In "Picture Books No Longer a Staple for Children," an article in today's New York Times, a few bookpublishers, writers, and parents observe that there's a trend to leave behind picture books for the "challenge" of chapter books. Is this a good trend? I'm not so sure.
Picture books often are more engaging and interesting than some of the chapter books that may appear more "grown up" to adults and the kids whom they are encouraging to read. I think this observation is correct:
“To some degree, picture books force an analog way of thinking,” said Karen Lotz, the publisher of Candlewick Press in Somerville, Mass. “From picture to picture, as the reader interacts with the book, their imagination is filling in the missing themes.”
Picture books involve children's and adults' imagination, enable everyone to develop storytelling skills, and enhance visual literacy. I think that developing visual literacy and understanding children's visual culture is so important that I'm teaching a graduate course on that this semester.
I do think that publishers are making a mistake of publishing many picture books in hard cover with a high price tag. The marketing format of Golden Books -- good books at low price points that are sold at the checkout counter or other easy to find places -- should be followed again today. Too often big stores, such as Target and Wal-Mart, sell primarily TV and movie tie-ins or extremely popular books. Children's book publishers should be more aggressive in promoting inexpensive, high-quality picture books in paperback to these types of stores. Scholastic does this in schools, but many pre-schools don't have the Scholastic connections. Grandparents and aunts and uncles also usually don't get the Scholastic fliers. Scholastic, of course, has its own consumeristic tendencies, but at least it always sells a few books that are priced at $5 or less.
The tendency for parents to think that chapter books are better than picture books suggests, perhaps, that parents aren't reading all of the popular chapter books, either. Instead of reading another Magic Tree House book, parents, teachers, and librarians should make the effort to get elementary school kids to read engaging non-fiction picture books -- such as The Dinosaurs of Waterhouse Hawkins by Barbara Kerley and drawings by Brian Selznick, The Boy Who Invented TV: The Story of Philo Farnsworth by Kathleen Krull and illustrated by Greg Couch, or books by the incredibly imaginative Peter Sis, such as The Three Golden Keys and The Wall: Growing Up Behind the Iron Curtain. Or here's a good link from a recent School Library Journal article on "Inventions: Waiting for Eureka" that mentions several similar type books including The Day-Glo Brothers: The True Story of Bob and Joe Switzer’s Bright Ideas and Brand-New Colors by Chris Barton illustrated by Tony Persiani, which was a fun read, and Mattie: How Margaret E. Knight Became an Inventor, written and illustrated by Emily Arnold McCully.

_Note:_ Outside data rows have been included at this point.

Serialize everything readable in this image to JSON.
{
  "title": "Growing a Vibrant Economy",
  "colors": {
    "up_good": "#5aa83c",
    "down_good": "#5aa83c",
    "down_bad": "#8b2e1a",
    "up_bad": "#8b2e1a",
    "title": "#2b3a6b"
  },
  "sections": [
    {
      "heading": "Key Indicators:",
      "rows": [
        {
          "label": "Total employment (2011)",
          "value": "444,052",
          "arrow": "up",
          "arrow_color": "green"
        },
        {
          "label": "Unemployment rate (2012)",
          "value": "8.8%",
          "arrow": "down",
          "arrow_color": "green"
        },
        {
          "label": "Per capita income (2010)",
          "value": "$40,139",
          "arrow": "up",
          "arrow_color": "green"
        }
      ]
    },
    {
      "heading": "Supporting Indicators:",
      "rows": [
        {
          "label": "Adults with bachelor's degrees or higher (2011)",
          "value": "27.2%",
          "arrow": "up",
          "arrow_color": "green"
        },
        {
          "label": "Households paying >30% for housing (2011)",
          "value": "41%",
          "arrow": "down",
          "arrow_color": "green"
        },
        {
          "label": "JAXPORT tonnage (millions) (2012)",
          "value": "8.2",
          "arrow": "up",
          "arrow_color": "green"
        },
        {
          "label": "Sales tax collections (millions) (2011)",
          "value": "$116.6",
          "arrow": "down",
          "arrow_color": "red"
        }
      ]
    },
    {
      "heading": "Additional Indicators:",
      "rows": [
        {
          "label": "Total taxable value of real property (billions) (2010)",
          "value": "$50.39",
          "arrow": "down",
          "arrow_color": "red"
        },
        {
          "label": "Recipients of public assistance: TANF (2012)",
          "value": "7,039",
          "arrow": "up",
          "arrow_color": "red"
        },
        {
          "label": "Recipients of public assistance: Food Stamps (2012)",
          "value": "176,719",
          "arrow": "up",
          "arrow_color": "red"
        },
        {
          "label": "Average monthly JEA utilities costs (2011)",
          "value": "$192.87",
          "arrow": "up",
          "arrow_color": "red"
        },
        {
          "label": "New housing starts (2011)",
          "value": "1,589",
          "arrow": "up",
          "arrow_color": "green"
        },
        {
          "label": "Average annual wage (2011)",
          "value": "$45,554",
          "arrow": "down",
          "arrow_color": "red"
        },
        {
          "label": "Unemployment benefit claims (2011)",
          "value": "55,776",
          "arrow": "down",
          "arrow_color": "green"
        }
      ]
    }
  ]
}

It's curious that at the same time that there's an interest by male readers 18-34 in graphic novels and comics, the adults that are guiding the youngest readers are insisting that books that comprise mainly of text are the way to go. But readers of graphic novels and comics are clearly sensitive to price points, as yesterday's report at New York's Comic-Con on these readers has noted. It's curious that just a 20 cent change in price point causes a significant decrese in purchases: "The complaint of high prices was discussed as well, along with the statistics that the average cover price of a comic book in the second quarter of 2010 is now $3.53, up from $3.38 in 2009." Maybe the picture book publishers should take heed and publish more paper backs at more reasonable prices.
Because, like it or not, we live in a culture that's as much visual driven as word driven. Kids instinctively know that. To take away their ability to learn through picture books that combine visuals and words for chapter books seems counter-intuitive by adults.